Fair enough, I’ll confess I don’t really know what the ‘second house’ is like at a circuit comedy gig, but I can work it out from the context, and enjoy doing so. It feels like being given a little glimpse into his professional world, which is flattering. So, in 1973 Dodd’s got a speedy version of the joke that plays with his peers. But he needs a version that can cut across the rowdy stalls, maybe even kill in the mythically tough second house at the old Glasgow Empire. I hear it’s terrible.
The process of making comedy isn’t instinctive, after all. Even if you’re making a joke about how it is. It’s practical, sensible, analytical and logical. Comedy is about manipulating human beings to induce a seemingly involuntary reaction – laughing, smiling, satisfaction, a feeling of inner warmth at a shared observation. To do so, the comedian needs to understand human beings. And to understand human beings they are relying, whether they want to admit it openly or not, on neuroscience, anthropology and craft.
In one respect however, I’m one hundred percent on Ken Dodd’s side. Most books about the science of comedy are written by neuroscientists or anthropologists. I am, according to my CV, neither a neuroscientist or an anthropologist, and neither have I played the Glasgow second house in 1973 after a citywide drubbing, but I have made a living out of jokes. And I think leaving the analysis to critics and outside observers risks missing some of the point.
I am interested in finding out how the frog works because I believe there are patterns and shapes of thought in common to all comedy. And I believe that how comedy works is related to how we think as humans.

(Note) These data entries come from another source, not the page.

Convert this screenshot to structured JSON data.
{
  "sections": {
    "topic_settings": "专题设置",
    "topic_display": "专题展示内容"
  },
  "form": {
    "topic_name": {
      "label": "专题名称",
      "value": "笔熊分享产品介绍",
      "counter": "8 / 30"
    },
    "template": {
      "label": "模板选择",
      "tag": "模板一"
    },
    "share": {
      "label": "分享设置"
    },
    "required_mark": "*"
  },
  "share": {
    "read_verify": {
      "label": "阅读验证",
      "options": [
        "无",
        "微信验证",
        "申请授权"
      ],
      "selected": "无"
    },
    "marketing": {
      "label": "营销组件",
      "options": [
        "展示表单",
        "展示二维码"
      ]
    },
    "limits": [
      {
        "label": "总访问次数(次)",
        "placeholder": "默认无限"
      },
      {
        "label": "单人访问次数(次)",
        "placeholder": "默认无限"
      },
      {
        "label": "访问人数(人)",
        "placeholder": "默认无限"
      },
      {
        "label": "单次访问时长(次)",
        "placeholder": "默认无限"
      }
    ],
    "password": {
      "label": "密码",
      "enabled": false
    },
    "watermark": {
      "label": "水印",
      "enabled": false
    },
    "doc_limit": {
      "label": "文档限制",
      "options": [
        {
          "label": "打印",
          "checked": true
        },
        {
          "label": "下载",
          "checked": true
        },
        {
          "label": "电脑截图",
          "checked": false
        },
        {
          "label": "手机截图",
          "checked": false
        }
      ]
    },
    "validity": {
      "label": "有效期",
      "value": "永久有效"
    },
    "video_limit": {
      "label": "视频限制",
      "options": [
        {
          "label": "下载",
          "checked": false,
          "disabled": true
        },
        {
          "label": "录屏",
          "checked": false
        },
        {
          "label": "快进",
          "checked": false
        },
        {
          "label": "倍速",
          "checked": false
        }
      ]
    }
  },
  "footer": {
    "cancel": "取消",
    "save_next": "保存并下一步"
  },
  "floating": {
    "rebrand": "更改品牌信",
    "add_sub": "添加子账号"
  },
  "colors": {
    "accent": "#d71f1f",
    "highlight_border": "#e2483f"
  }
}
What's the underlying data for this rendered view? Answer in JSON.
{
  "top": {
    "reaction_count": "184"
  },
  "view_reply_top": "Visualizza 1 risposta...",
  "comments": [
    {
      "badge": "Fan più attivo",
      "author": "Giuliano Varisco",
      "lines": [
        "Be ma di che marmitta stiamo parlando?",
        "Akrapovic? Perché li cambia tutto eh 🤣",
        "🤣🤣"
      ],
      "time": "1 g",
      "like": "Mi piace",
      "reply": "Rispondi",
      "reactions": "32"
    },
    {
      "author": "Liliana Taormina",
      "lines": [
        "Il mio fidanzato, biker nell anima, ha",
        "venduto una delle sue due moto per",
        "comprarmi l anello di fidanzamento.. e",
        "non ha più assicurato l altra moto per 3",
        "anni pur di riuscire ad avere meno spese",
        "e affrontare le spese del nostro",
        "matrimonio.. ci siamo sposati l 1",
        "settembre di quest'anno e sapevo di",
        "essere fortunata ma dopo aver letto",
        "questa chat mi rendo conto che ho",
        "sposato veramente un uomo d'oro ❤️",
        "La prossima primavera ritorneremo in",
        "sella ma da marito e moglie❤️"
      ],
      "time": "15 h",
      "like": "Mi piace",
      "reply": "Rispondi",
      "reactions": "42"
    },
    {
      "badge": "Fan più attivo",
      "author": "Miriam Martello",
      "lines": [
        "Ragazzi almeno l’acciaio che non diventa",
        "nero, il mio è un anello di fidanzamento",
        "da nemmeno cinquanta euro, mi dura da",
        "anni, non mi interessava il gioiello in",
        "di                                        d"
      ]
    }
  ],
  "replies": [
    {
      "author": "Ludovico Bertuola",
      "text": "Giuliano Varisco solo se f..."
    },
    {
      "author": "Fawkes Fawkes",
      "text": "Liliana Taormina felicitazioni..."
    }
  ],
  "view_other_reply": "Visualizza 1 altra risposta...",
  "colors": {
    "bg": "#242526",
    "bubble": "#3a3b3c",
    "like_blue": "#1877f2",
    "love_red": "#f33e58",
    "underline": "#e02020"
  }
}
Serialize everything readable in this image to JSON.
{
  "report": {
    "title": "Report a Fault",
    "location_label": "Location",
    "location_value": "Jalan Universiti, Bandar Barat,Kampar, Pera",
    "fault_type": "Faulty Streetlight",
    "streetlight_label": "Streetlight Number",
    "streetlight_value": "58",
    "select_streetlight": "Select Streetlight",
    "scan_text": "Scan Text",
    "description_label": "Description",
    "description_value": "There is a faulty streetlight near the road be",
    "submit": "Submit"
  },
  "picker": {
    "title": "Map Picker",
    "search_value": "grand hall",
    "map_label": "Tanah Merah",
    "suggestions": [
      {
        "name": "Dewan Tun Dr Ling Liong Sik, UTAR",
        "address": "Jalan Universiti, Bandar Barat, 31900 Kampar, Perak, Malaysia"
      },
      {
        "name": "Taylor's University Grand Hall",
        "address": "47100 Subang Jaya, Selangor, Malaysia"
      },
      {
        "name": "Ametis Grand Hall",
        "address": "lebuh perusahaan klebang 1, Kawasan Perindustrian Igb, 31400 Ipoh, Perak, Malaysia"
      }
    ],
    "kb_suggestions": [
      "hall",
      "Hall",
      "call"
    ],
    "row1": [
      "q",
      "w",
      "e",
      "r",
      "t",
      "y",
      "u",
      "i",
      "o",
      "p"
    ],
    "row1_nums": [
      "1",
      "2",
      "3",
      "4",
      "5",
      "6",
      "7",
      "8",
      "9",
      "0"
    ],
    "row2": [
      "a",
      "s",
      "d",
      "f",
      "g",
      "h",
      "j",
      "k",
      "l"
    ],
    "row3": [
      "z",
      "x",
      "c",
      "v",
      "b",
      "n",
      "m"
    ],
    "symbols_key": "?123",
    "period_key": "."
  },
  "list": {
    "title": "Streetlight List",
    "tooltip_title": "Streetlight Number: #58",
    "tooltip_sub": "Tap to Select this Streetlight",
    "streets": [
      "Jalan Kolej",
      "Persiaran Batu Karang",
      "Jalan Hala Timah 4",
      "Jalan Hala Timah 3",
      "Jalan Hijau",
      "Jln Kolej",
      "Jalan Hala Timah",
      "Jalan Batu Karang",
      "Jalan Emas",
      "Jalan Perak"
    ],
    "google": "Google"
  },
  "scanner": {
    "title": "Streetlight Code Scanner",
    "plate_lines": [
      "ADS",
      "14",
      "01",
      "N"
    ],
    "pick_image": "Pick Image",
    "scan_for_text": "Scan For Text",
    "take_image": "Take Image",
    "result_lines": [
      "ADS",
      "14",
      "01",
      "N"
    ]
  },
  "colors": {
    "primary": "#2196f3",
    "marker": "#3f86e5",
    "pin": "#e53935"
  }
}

Jokes are a clue as to how we’ve evolved, how our brains like to play. Playing is often a way of practising essential survival skills, and understanding what our brain is doing – the neuroscience and anthropology of what happens when we joke – doesn’t cheapen the magic. It’s a fascinating part of enjoying one of our distinctive and instinctive human habits: laughter.
(1) The earliest source for the ‘dancing about architecture’ quote appears to be not the usually credited Zappa, or fellow waspish pop boffin Elvis Costello, but Martin Mull, an actor and comedy songwriter, and the man who played the role of Colonel Mustard in the film Clue, though an earlier version of the same thought ‘talking about music is like singing about economics’ can be traced back as far as 1918.